Progress was made on the labor front:
The National Recovery Administration
(NRA) came into being through a
significant measure in 1933. The NRA
attempted to revive industry by raising
wages, reducing work hours and reining in
unbridled competition. The NRA was
ruled unconstitutional by the Supreme
Court in 1935. However, the majority of
its collective bargaining stipulations
survived in two subsequent bills.
Employees were guaranteed the right to negotiate with employers through unions of
their choosing by the Wagner Act of 1935, and it established a Labor Relations Board as a
forum for dispute resolution. The act bolstered the American Federation of Labor, and
pointed to the inception of the Congress of Industrial Organizations (CIO), another labor
movement.
The Fair Labor Standards Act of 1938 promulgated a 44-hour workweek with time-anda-half for overtime and pegged a minimum wage of 25 cents an hour. The act also
provided that the the hours would drop to 40 and the wage would incrementally rise to 40
cents. In addition, the bill made child labor under the age of 16 illegal.

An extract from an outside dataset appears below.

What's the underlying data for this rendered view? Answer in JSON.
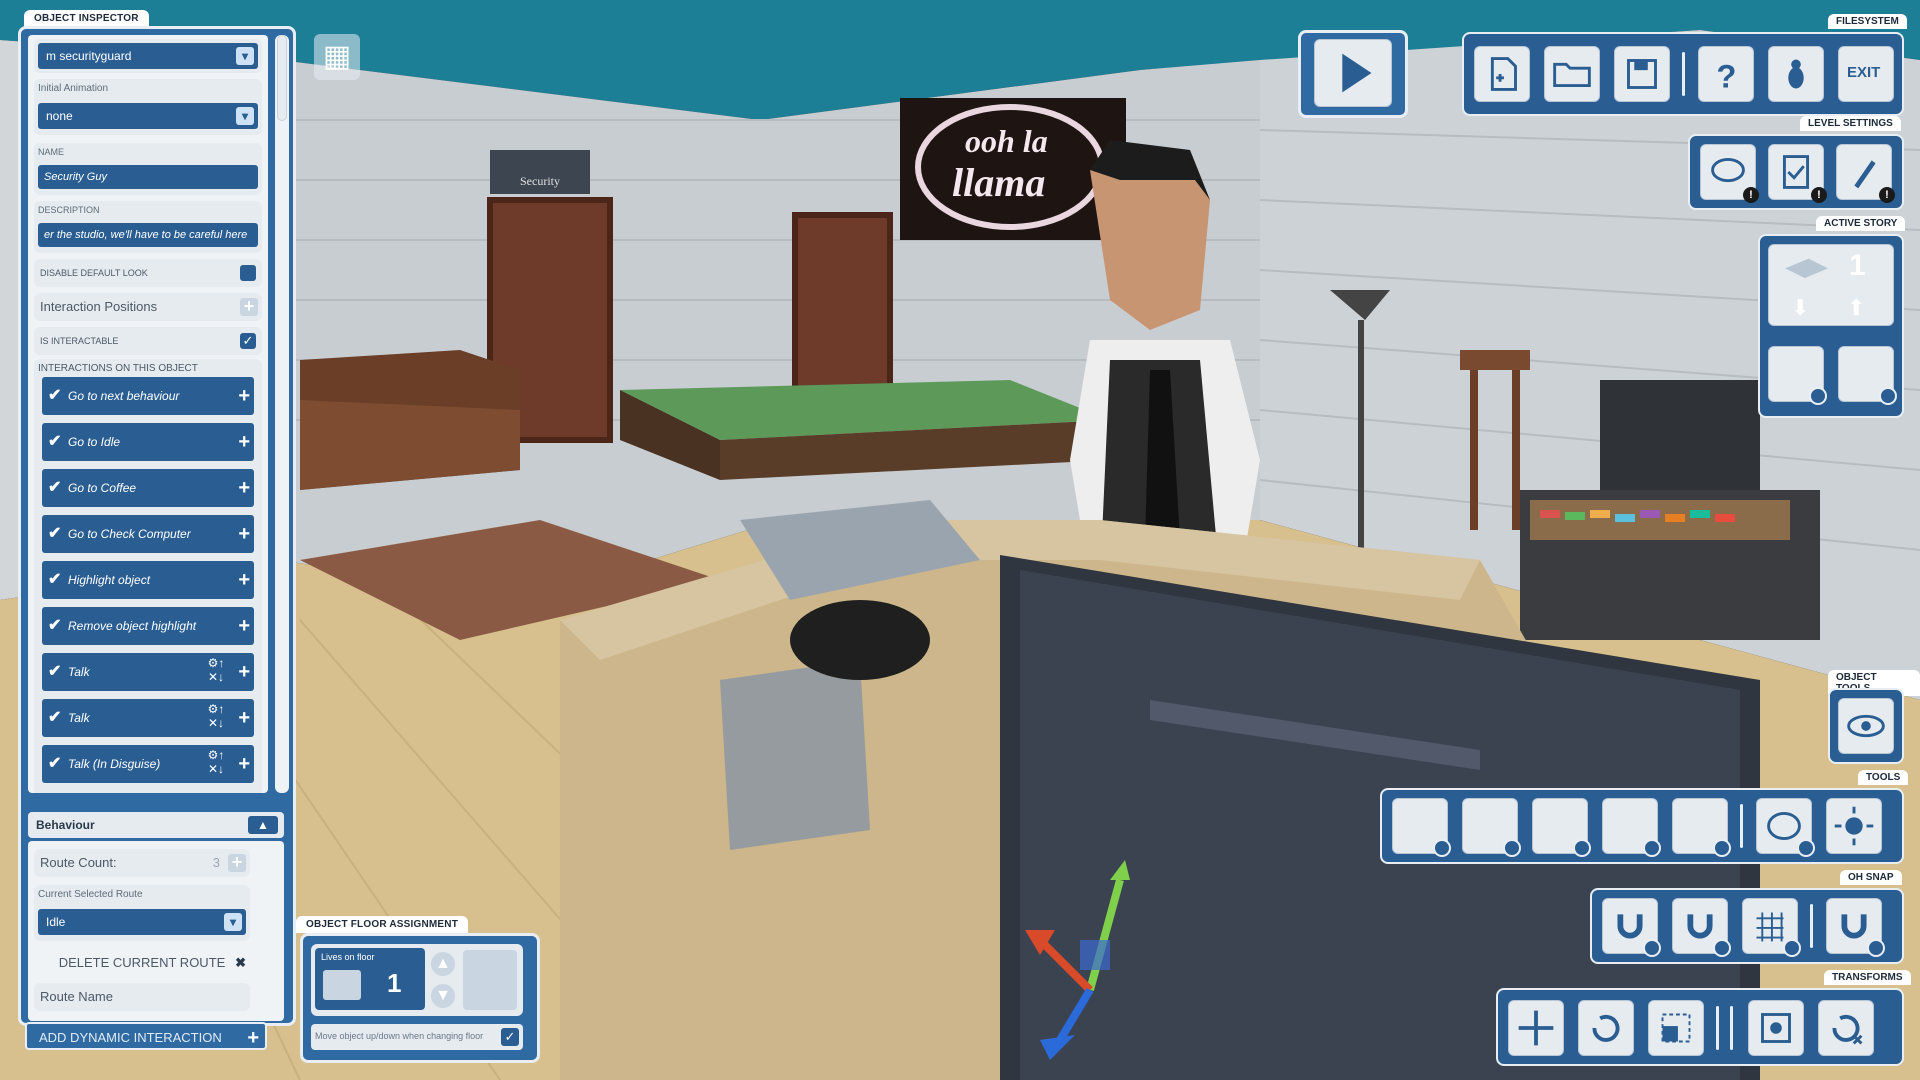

Relief, recovery and reform also affected the social welfare.
The U.S. government could reach out in the widest way to alleviate human misery from the
Great Depression such was the assumption implicit in the New Deal. Beginning in 1935,

Congress enacted Social Security laws (and later


amendments) that provided pensions to the aged,
benefit payments to dependent mothers, crippled
children and blind people, and unemployment
insurance.
To fund all the new legislation, government spending
rose. Spending in 1916 was $697 million; in 1936 it
was $9 billion. The government modified taxes to tap
wealthy people the most, who could take it in stride
most easily. The rich, conservatives, numerous
businessmen and those who were all three
vigorously opposed the New Deal. But the election of 1936 triggered a nationwide endorsement
of FDR, who carried every state except Vermont and Maine.